‘Poor People’s Art’ exhibition at USF thru March 4

Rico Gatson, ‘Audre #2,’ 2021. Color pencil and photograph collage on paper. 22 x 30 inches. Courtesy of the artist and Miles McEnery Gallery.

TAMPA — The USF Contemporary Art Museum, part of the Institute for Research in Art in the USF College of The Arts, presents “Poor People’s Art: A (Short) Visual History of Poverty in the United States,” on view Jan. 13 through March 4.

Dr. Martin Luther King Jr. is well known for his “I Have a Dream” speech, yet much less emphasis is placed on his campaign to seek justice for America’s poor: “The Poor People’s Campaign.” This was a multi-cultural, multi-faith, multi-racial movement aimed at uniting poor people and their allies to demand an end to poverty and inequality.

Fifty-three years after Dr. King’s death, the Rev. William Barber II launched a contemporary push to fulfill MLK’s ambitious brief that called for a “revolution of values” that united the poor and impacted communities across the country.

Narsiso Martinez, ‘Hollywood & Vine,’ 2022. Courtesy of the artist and Charlie James Gallery, Los Angeles. Photo credit: ofphotostudio.

The Poor People’s Art exhibition represents a visual response to Dr. King’s “last great dream” and Barber’s recent “National Call for Moral Revival.”

With artworks spanning more than 50 years, the exhibition is divided into two parts: “Resurrection (1968-1994)” and “Revival (1995-2022).” The exhibit includes photographs, paintings, prints, videos, sculptures, books, and ephemera made by a radically inclusive company of American artists, from Jill Freedman’s photographs of Resurrection City, the tent enclave that King’s followers erected on the National Mall in 1968, to John Ahearns’ plaster cast sculpture “Luis Fuentes, South Bronx” (1979).

“Revival” offers contemporary engagement across various approaches, materials and points of view. Conceived in a declared opposition to poverty, racism, militarism, environmental destruction, health inequities and other interlocking injustices, this exhibition shows how artists in the US have visualized poverty and its myriad knock-on effects since 1968.
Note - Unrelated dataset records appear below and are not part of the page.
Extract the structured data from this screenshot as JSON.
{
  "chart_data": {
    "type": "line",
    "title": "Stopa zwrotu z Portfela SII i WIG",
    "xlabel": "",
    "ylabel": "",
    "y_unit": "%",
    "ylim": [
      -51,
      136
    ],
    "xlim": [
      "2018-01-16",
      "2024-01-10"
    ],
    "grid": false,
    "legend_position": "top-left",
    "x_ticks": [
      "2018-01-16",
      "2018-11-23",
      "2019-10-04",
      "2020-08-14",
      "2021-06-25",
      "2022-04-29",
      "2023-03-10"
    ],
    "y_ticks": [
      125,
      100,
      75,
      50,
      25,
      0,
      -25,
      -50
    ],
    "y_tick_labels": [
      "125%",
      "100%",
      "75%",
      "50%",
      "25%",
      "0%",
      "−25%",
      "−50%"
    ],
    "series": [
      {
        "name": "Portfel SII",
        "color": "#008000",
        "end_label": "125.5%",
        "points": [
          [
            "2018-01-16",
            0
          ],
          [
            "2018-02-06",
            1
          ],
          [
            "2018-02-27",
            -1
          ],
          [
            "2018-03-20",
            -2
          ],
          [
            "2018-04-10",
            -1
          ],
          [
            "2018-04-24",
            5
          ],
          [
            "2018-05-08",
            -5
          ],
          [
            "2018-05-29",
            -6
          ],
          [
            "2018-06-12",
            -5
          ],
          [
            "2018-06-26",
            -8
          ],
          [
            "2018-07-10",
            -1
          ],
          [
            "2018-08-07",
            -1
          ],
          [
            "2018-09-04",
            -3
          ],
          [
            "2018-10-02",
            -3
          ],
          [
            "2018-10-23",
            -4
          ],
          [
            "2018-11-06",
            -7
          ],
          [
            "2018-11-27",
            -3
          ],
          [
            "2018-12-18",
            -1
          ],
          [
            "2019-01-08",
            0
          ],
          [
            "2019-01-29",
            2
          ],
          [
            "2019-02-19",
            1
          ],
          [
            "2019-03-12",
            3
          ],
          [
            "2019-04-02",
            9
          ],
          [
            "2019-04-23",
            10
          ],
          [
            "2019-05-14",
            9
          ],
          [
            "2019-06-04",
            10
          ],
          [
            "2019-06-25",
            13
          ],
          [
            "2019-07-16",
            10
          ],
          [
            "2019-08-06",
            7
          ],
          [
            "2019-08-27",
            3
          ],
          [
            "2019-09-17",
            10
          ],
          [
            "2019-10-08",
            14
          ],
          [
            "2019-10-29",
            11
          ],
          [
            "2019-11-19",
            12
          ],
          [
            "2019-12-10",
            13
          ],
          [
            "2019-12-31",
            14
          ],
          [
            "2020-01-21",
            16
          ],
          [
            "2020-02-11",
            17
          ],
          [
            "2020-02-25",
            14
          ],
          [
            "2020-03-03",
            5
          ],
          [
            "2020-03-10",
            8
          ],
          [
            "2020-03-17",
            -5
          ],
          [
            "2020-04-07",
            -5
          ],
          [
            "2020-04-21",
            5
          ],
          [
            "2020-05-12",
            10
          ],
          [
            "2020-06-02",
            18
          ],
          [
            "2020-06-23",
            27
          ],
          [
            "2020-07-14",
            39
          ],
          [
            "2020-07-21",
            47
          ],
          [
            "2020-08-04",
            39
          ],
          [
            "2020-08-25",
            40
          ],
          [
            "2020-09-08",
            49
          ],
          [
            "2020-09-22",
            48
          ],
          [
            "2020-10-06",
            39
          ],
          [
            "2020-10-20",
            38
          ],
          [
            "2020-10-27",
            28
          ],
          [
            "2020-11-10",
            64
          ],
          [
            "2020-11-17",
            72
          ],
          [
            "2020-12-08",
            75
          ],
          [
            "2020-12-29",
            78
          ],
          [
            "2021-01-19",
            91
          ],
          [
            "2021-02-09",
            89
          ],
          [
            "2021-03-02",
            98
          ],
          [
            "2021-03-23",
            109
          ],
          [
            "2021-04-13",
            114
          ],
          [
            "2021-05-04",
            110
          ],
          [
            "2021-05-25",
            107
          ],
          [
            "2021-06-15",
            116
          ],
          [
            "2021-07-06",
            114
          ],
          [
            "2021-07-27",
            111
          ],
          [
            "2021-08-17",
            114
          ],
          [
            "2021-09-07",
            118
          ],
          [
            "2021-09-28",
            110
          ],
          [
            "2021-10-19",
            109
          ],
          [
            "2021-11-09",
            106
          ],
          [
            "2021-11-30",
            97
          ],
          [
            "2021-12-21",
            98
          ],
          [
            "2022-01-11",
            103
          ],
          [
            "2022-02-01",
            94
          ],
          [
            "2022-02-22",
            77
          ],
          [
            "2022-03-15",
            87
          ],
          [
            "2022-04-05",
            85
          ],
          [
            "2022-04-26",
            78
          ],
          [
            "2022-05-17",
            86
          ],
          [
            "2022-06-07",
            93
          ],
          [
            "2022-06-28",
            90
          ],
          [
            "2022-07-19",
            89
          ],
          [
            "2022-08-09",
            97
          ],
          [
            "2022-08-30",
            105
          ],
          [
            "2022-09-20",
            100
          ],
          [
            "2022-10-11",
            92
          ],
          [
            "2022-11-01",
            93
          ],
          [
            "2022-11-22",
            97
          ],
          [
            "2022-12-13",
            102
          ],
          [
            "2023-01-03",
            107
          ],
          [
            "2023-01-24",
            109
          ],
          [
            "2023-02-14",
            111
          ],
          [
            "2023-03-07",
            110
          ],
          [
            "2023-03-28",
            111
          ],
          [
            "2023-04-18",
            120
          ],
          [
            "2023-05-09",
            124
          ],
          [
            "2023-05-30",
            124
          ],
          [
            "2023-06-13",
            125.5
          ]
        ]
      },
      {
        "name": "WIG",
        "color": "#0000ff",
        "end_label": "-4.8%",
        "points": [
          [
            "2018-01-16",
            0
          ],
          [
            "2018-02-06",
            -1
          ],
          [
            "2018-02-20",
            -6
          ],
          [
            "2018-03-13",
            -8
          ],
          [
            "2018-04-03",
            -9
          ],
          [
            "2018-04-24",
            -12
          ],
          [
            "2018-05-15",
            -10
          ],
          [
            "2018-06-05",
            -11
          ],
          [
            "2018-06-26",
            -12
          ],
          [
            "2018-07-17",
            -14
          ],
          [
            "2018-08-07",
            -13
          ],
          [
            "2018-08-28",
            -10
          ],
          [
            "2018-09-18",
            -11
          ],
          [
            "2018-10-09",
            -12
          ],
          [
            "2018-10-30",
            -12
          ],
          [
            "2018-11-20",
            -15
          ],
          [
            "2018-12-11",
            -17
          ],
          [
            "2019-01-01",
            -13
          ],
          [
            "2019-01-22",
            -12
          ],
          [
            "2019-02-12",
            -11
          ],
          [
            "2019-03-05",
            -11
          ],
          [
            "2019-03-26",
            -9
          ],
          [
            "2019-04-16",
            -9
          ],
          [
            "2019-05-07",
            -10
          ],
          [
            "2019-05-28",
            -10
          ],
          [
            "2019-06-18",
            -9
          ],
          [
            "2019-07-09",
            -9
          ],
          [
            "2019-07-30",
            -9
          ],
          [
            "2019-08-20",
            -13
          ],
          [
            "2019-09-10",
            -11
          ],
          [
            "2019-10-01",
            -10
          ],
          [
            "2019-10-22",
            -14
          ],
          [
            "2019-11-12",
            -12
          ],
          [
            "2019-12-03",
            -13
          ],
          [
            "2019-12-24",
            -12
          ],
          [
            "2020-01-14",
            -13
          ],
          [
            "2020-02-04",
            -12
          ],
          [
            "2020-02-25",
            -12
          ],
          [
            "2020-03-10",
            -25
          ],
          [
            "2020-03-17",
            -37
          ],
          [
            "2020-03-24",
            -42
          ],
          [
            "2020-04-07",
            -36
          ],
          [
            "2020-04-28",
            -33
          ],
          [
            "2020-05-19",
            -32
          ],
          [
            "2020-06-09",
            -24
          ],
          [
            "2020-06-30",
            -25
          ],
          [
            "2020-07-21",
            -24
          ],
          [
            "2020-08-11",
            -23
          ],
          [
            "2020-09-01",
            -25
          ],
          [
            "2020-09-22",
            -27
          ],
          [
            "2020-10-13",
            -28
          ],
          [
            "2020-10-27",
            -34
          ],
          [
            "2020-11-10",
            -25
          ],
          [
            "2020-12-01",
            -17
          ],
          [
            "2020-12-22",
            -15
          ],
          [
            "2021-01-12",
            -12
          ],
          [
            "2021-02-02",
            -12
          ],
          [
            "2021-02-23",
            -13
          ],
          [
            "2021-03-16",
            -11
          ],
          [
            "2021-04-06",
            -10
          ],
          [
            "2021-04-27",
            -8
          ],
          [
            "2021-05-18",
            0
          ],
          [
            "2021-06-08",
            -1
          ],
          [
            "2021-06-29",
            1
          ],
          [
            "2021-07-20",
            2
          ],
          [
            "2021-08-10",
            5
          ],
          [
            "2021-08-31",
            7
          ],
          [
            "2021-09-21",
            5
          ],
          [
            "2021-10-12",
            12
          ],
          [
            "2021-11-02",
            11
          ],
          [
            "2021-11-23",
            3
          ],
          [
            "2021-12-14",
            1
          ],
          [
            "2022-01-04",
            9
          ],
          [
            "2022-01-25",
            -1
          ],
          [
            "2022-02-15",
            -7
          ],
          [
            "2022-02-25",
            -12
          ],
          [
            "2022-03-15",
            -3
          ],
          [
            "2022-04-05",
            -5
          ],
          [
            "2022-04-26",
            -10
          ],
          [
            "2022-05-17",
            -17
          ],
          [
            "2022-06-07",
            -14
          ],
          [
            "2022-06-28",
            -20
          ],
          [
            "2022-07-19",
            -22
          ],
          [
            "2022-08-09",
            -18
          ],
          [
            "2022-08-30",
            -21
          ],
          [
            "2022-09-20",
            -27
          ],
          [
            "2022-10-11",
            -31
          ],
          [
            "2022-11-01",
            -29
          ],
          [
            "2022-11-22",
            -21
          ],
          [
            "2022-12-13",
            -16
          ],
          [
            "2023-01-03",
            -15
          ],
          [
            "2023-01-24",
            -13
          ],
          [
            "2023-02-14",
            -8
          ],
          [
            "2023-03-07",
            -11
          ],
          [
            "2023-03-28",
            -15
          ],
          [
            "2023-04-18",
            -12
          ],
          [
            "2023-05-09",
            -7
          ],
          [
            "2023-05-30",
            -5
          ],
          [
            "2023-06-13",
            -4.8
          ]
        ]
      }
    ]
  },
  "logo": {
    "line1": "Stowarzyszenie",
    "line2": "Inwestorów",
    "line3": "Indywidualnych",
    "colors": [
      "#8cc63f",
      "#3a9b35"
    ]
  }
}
Participating artists include John Ahearn, Nina Berman, Martha De la Cruz, Jill Freedman, Rico Gatson, Mark Thomas Gibson, Corita Kent, Jason Lazarus, Miguel Luciano, Hiram Maristany, Narsiso Martinez, Adrian Piper, Robert Rauschenberg, Rodrigo Valenzuela, William Villalongo and Shraddha Ramani.


Poor People’s Art Panel Discussion Thursday, Jan. 12 at 7 p.m. | USF School of Art & Art History Lecture Hall (FAH 101)

Join us for a panel discussion with artists featured in “Poor People’s Art: A (Short) Visual History of Poverty in the United States,” including Nina Berman, Rico Gatson, and Jason Lazarus. Curator Christian Viveros-Fauné will lead the conversation exploring issues and topics addressed in the exhibition. This event is free and open to the public.

Jill Freedman, ‘Resurrection City’ 1968. The Jill Freedman Irrevocable Trust.

Friday, Jan. 13, from 6:30-9 p.m. “Poor People’s Art” Gallery Tour + opening reception | USF Contemporary Art Museum (CAM)

Come celebrate the opening of “Poor People’s Art: A (Short) Visual History of Poverty in the United States.” Exhibition curator Christian Viveros-Fauné and artist Miguel Luciano will lead a gallery tour at 6:30 p.m., followed by an opening reception until 9 p.m. This event is free and open to the public.

Hiram Maristany. ‘Kite Flying On Rooftop,’ 1964. Courtesy of the Estate of Hiram Maristany.

Thursday, Jan. 26 at 6 p.m. “Old News/New News: Resurrection City and Visualizing Poverty in America” | USF School of Art & Art History Lecture Hall (FAH 101)

This talk considers the crucial role of photography in creating our understanding of poverty in America. Lisa Sutcliffe, curator in the Department of Photographs of the Metropolitan Museum of Art, and Christian Viveros-Fauné, curator of “Poor People’s Art” will discuss Jill Freedman’s photographs of “Resurrection City” as well as the work of other photographers as they uncover the unique relationship between photography and the public perception of economic hardship. This event is free and open to the public.

Exhibition workbook

A full-color, 44-page workbook is available to students and museum visitors without cost and includes an essay by Christian Viveros-Fauné, Curator-at-Large.

Hours: Monday-Friday 10-5 p.m., Thursday 10-8 p.m., Saturday 1-4 p.m., Closed Sundays and university holidays (Jan. 16 in observance of Dr. Martin Luther King, Jr. holiday), special hours Jan. 13 6:30-9 p.m. All events are free and open to the public.